Проводив его, ректор снова со вздохом уселся за письменный стол, грустно глядя на портрет, висевший на противоположной стене; взгляд его, сперва довольно туманный, постепенно прояснился. На портрете была изображена красиво одетая дородная дама с очень пухлой нижней губой: великая герцогиня Мария, двоюродная племянница императора Франца Австрийского[9]. На свитке, который герцогиня держала в руках, сине-красный государственный флаг Орсинии был как бы поделен на четвертушки черным двуглавым имперским орлом. Пятнадцать лет назад на этой стене висел портрет Наполеона Бонапарта. А тридцать лет назад – портрет короля Орсинии, Стефана IV, в коронационных регалиях. Тридцать лет назад, когда нынешний ректор университета успел стать только деканом исторического факультета, он частенько вызывал юных студентов на ковер и песочил их за глупые проделки, а они, мгновенно превращаясь в кротких овечек, лишь смущенно улыбались, но кровь у них при этом не отливала от лица, как только что у Сорде, да и у самого ректора не возникало тогда ни малейших сомнений в своей правоте.
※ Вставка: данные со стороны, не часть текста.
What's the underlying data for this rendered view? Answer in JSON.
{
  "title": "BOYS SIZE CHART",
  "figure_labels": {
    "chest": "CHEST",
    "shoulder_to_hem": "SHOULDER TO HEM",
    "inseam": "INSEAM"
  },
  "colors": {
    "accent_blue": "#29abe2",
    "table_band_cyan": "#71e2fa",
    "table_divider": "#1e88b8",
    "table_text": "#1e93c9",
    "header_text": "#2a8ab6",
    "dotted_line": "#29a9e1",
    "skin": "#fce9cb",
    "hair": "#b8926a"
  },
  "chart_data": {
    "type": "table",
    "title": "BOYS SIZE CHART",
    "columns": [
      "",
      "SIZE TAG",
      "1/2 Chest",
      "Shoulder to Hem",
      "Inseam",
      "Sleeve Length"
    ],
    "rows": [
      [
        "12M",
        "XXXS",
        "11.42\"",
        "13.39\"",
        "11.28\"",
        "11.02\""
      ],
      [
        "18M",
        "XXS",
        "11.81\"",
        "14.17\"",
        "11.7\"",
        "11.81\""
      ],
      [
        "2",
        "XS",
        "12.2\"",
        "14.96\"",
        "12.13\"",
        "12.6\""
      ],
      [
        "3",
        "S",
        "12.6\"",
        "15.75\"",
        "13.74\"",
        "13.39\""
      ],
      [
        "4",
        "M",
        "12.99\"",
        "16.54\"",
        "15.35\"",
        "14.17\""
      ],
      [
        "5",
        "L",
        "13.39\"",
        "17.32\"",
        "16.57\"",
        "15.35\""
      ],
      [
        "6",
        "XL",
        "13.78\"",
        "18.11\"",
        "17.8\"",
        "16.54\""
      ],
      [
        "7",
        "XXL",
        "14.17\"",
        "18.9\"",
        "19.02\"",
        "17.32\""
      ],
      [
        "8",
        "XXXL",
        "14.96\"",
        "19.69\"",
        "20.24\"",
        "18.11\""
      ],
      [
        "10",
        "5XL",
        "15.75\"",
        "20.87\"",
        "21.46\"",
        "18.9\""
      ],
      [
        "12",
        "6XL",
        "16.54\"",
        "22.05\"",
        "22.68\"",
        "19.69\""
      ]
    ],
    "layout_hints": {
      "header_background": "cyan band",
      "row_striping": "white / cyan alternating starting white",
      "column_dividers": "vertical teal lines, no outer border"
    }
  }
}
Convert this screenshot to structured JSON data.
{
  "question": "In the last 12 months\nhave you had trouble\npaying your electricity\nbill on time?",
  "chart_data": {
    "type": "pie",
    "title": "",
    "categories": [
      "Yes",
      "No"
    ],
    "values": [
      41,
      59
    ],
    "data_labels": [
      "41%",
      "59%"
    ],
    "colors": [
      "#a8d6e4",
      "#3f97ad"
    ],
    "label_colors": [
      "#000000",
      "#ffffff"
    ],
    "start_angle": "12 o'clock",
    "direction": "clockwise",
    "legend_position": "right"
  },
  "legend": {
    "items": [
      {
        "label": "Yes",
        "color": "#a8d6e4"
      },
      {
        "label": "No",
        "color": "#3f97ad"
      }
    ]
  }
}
А сегодня ему мучительно хотелось извиниться перед этим юным шалопаем, сказать ему: «Прости, мальчик… Ты же понимаешь!..» Ректор снова вздохнул и уставился на лежавшие перед ним бумаги, на которых должен был поставить свою подпись: это были результаты правительственной ревизии данных о студентах. Все на немецком. Ректор нацепил очки и нехотя стал читать первый листок; лицо его в солнечном сиянии майского дня казалось бесконечно усталым.